While there is a genuine regard for individuals, there is also a clear recognition of the LTTE’s weaknesses. On page 185, when he is finally released, he says:

“I think this was also why the cadres we had known were sad to see us go… It must have been hard to watch us being freed, while they remained, essentially, in captivity… A lot of these cadres, even the ones who joined the LTTE voluntarily, joined as teenagers. That is when the mind is more open to militancy. But eventually you want more of life than a singular cause.

“But here we were, seven prisoners leaving for better lives than our captors could hope for. The bus came. We got in, waved good bye, and started the journey back.”

A Long Watch is sad in an unexpected way, partly because there is no easy, happy ending. Boyagoda is released but the transition back to a ‘normal’ life takes time. This is Boyagoda, on page 199:

“When you’re in the world you adjust to changes as they come. They become  part of you. But I felt I had dropped from the jungle into a new reality… My children were growing up in a world I did not know well enough for me to be any sort of guide to them…I was worried that I would mess things up even if I tried to just to help with their homework. I didn’t know my children well enough to know how to suggest things to them.”

Commodore Ajith Boyagoda was held captive by the LTTE for eight years. Image courtesy dailynews.lk

The other moving part of the book is the reminder of the many untold stories of others caught up in the war: the lives that intersect briefly with Boyagoda’s account. On page 217, Boyagoda says:

“At the end of the war, I was relieved the war itself was over. At least the part of the conflict that was an outright war had come to an end. I had to be relieved about that. I could stop fearing that someone I knew would be blown up on a bus in Colombo. That was some consolation—I didn’t want to forget that…But I was aware of so many lives that had been lost or ruined—people I knew and thousands more I did not know. There is absolutely no victory in a war—I’m sure of that.”

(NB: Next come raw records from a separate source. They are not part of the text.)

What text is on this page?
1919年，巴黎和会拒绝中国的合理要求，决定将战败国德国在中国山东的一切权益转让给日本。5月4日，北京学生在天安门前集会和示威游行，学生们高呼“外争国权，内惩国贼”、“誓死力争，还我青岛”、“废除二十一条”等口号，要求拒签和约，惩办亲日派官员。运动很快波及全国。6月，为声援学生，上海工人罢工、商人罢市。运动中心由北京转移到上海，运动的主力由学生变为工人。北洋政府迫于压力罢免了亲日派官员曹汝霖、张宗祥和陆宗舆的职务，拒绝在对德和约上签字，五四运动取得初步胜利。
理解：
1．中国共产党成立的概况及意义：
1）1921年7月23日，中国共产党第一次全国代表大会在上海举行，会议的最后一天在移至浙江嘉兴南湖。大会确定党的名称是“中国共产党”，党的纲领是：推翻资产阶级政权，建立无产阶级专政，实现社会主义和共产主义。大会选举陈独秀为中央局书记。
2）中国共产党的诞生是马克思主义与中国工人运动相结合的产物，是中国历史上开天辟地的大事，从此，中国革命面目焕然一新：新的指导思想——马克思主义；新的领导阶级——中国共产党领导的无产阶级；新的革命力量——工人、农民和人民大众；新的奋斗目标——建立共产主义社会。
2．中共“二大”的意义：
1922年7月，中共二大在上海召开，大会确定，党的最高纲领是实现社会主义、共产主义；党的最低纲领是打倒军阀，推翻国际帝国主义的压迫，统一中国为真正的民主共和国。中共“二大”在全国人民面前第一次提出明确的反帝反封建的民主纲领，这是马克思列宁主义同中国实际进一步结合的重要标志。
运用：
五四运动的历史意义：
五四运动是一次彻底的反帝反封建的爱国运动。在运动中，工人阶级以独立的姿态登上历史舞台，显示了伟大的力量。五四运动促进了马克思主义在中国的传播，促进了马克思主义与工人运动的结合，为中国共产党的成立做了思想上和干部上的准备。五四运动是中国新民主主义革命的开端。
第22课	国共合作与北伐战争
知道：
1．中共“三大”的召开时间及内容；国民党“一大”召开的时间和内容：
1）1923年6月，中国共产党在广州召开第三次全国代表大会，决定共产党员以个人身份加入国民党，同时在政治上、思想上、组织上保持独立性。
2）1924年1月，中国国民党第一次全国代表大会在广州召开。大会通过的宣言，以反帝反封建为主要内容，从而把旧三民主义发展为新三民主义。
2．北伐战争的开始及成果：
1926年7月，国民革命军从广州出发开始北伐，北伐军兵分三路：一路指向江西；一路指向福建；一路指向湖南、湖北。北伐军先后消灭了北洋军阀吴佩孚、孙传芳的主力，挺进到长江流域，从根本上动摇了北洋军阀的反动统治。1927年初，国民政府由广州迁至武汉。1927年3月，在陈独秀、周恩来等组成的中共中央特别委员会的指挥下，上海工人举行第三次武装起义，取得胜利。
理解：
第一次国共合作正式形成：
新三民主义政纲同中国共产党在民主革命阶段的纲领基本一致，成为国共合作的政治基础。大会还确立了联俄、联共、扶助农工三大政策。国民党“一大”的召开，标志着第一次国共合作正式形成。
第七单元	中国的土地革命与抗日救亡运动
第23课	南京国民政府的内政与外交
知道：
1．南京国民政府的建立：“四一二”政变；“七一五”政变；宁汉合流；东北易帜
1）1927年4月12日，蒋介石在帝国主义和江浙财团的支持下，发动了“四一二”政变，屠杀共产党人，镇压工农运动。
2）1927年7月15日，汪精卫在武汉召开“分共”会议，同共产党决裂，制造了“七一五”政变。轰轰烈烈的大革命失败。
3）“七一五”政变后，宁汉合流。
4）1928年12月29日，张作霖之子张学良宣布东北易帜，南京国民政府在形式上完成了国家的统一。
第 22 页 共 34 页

There are many such lives on both sides of the conflict: the executive officer who told Boyagaoda on the night the ship was sunk, “Sir, apita gehuwa” and who is listed as missing in action to this day; the seaman who clung onto the raft next to Boyagoda, whose bullet-covered body was recovered later. And from the other side, the young children of his captor who came to wave goodbye on the day when they were finally released, and Mohan the young boy from Wellawatte. Later, he wonders what became of them. So many untold stories, so many lives that came apart because of the war.

A Long Watch deserves a wide readership. Because there is immense value in one man’s story. Because there are so many stories that will likely remain untold. And above all, because one day it may lead to more of those stories being told.

Note: The quotes from Sunila Galappatti are taken from the session ‘In conversation: Sunila Galappatti on a Long Watch: War, Captivity and return in Sri Lanka’ held as part of the  Galle Literary Festival on January 13, 2017. The session was moderated by Ruhanie Perera.